Within minutes of hearing Murphy speak, I became fixated on air flow and the inadequate ventilation in every indoor space I'd been in for the past week. Murphy calls this a "spatial awakening."  I'd gone to vote in the Student Union on the SUNY New Paltz campus, for example, a state university with limited endowment compared to the private universities, and found myself on line in a small, completely enclosed room, no ventilation ducts in sight. And though I was masked and boostered, I was still uncomfortable; this was not a safe space. When one of the poll workers rushed around sanitizing surfaces with a rag and spray, and then offered me a pair of gloves, I wanted to shout, "AIRBORNE!" or, alternatively, "ARE YOU INSANE?"

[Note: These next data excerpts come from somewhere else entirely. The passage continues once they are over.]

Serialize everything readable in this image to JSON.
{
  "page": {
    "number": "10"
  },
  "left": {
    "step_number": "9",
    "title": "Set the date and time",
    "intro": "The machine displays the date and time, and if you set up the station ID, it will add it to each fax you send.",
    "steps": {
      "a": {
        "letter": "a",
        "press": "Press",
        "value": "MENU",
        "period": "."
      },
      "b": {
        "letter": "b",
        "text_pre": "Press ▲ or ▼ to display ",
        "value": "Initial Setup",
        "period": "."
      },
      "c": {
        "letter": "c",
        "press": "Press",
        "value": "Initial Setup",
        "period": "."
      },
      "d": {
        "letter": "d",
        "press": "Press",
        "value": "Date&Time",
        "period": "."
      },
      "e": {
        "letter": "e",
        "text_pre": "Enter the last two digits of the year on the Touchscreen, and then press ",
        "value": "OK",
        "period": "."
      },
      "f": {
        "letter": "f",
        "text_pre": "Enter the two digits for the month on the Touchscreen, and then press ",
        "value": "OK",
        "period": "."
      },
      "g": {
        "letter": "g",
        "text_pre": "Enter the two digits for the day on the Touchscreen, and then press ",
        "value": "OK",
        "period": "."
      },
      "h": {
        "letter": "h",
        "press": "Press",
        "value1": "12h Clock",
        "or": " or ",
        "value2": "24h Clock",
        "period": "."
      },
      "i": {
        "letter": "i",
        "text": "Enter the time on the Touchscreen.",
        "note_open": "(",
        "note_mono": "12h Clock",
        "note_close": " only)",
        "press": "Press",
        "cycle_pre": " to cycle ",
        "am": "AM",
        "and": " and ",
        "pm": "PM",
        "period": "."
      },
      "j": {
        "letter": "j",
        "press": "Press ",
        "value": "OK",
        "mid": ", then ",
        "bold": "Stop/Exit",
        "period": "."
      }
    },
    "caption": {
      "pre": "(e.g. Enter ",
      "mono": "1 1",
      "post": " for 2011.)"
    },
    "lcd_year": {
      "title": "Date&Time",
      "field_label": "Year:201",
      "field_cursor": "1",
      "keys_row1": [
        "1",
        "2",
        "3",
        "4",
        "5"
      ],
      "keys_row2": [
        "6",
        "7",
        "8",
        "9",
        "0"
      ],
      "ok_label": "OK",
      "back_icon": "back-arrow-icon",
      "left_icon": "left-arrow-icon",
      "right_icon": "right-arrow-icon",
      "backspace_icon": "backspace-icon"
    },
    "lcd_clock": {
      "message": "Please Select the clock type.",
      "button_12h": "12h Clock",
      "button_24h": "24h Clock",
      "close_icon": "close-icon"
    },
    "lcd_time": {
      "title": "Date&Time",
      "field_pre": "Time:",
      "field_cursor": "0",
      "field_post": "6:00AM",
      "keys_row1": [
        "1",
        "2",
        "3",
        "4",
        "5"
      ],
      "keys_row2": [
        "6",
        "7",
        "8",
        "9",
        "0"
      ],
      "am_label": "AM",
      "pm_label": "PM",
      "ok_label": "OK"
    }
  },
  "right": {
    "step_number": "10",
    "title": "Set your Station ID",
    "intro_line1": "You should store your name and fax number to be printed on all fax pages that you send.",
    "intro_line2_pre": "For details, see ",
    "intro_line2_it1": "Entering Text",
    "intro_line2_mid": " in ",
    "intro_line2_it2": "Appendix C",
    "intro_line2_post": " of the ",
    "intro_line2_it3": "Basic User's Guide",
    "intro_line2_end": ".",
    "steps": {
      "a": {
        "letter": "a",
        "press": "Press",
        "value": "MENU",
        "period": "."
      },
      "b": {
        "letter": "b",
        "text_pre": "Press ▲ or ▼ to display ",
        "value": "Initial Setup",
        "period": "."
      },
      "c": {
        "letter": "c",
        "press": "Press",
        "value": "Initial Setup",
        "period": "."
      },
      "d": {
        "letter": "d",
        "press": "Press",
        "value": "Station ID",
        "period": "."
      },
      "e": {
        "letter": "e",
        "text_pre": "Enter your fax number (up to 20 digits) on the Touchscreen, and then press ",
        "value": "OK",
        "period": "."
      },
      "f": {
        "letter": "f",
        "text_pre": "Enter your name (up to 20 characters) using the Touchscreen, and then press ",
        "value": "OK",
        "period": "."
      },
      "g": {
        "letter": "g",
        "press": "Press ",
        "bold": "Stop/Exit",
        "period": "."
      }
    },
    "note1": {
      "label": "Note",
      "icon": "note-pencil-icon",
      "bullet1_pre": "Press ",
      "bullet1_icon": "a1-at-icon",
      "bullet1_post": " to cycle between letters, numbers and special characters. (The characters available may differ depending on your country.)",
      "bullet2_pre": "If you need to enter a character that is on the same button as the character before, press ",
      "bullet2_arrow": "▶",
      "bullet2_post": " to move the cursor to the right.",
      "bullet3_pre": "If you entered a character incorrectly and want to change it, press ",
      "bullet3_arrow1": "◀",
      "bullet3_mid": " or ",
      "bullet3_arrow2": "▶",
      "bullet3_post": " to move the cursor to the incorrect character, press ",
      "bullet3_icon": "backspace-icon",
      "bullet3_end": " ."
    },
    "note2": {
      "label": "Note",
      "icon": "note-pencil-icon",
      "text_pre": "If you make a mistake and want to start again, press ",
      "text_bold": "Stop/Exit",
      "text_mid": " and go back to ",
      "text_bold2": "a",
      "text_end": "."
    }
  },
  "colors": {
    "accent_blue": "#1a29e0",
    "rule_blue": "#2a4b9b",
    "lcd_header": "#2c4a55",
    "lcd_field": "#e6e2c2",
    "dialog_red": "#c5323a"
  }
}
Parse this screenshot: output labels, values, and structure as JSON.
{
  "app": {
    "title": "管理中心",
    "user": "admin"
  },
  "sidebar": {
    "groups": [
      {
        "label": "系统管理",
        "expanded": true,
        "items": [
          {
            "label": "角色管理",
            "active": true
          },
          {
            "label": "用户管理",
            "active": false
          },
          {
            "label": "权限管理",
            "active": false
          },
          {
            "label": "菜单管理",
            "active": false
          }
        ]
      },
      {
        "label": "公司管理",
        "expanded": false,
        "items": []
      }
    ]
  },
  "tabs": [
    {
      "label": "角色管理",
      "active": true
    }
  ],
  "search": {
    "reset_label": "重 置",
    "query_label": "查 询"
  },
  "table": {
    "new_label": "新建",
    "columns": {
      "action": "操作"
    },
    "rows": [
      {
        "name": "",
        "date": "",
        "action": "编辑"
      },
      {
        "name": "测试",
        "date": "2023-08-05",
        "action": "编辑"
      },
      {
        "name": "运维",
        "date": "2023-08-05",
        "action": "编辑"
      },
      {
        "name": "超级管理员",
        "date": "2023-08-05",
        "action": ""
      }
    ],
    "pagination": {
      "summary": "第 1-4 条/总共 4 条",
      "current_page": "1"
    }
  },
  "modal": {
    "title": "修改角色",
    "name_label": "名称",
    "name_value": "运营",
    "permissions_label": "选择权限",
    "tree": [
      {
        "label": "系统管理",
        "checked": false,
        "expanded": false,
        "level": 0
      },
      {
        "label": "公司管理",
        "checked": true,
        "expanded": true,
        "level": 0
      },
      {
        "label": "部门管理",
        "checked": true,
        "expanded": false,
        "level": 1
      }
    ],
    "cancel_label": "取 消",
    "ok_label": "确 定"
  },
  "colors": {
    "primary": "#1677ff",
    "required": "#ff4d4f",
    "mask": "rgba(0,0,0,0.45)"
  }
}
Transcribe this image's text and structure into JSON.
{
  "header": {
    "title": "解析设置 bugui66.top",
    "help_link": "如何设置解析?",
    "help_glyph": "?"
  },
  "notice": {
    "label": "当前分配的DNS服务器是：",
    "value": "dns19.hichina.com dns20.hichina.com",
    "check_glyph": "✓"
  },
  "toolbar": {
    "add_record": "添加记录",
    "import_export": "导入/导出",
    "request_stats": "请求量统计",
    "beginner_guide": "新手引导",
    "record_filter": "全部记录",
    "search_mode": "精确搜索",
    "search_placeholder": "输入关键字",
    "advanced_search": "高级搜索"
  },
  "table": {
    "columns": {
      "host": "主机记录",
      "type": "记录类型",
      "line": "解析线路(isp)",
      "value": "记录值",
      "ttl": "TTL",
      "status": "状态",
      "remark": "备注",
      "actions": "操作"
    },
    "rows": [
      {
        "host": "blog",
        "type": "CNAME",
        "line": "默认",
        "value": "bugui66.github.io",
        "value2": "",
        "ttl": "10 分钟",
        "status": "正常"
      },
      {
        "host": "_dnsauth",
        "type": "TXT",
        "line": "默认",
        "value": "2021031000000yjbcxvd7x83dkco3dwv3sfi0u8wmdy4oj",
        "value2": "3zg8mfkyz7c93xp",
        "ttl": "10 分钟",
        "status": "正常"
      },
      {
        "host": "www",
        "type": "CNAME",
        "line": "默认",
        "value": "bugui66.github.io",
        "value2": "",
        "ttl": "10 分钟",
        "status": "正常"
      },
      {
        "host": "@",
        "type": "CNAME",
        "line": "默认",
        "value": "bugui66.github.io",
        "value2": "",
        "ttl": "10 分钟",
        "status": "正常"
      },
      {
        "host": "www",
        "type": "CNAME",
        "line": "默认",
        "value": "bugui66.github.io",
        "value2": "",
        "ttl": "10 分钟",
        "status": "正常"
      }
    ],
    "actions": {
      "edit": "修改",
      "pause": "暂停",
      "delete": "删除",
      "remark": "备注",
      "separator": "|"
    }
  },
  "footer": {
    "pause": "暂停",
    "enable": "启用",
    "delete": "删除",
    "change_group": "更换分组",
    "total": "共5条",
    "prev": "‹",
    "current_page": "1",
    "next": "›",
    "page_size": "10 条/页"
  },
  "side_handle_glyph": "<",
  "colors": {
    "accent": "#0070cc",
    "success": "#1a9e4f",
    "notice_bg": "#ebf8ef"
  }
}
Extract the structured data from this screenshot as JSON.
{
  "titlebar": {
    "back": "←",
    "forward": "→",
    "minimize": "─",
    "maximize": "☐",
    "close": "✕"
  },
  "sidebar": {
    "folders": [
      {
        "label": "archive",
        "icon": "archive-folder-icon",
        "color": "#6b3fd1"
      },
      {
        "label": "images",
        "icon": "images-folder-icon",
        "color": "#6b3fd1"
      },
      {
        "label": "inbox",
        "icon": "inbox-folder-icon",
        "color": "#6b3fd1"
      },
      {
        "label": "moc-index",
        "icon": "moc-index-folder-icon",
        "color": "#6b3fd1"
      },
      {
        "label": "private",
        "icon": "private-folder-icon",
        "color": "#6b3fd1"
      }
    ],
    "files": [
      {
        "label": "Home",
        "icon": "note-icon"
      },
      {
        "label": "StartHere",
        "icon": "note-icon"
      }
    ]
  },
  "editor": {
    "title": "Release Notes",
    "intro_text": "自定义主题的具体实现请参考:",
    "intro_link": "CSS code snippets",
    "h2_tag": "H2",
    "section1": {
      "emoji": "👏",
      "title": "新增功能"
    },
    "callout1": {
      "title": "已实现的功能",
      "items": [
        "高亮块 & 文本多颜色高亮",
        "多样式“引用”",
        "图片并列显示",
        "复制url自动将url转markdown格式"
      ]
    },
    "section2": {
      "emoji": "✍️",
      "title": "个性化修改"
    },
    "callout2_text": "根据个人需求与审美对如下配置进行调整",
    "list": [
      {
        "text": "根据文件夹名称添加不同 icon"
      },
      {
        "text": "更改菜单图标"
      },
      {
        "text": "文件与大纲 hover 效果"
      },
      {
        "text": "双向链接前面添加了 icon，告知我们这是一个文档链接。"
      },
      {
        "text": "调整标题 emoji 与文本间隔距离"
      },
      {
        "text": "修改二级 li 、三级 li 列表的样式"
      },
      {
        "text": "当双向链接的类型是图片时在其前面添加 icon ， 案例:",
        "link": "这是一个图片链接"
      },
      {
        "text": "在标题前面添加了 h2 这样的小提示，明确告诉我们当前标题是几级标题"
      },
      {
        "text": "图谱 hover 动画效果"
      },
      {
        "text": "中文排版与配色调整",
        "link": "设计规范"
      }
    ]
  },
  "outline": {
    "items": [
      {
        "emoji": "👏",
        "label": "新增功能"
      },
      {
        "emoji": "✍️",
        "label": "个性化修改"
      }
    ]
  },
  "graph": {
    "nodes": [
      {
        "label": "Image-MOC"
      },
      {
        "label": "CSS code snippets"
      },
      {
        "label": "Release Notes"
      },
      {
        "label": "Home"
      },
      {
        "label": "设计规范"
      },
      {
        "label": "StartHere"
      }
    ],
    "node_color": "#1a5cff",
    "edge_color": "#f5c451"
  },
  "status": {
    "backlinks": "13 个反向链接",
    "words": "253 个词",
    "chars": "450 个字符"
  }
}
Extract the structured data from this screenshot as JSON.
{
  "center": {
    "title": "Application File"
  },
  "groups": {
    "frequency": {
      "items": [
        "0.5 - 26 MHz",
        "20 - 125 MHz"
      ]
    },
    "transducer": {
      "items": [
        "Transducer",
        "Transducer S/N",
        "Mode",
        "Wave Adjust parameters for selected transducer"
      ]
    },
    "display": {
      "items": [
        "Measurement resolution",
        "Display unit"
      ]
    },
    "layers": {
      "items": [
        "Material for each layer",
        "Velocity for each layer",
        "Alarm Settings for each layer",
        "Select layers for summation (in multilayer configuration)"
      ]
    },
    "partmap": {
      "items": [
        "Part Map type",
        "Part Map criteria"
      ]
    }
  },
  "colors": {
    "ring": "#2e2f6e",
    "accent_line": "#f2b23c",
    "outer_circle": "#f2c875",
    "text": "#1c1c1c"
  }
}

I remembered my doctor mother constantly opening windows in the winter months and in the summer, too, in air conditioned rooms where air does not circulate well. In medical school, she'd learned about the rampant transmission of both TB and influenza in the hospital wards where wounded WW I soldiers were recovering from their wounds. My mother never forgot that lesson. Windows remained open in our apartment even in the coldest weather. I wore layers and sat close to the steamy radiators running on gallons and gallons of fossil fuel. But I digress. So, here's a question: Why did it take such a long time for the experts to figure out that Covid was airborne? And why didn't the word "ventilation" come up in the conversation right away? Or did it?


Take a look at MASS Design's website, click the photo above. And then take a trip to the Cooper Hewitt Museum in New York after December 10 for a special exhibition on creative responses to epidemics. Design has a role in a time of crisis, and so do we, each and every one of us.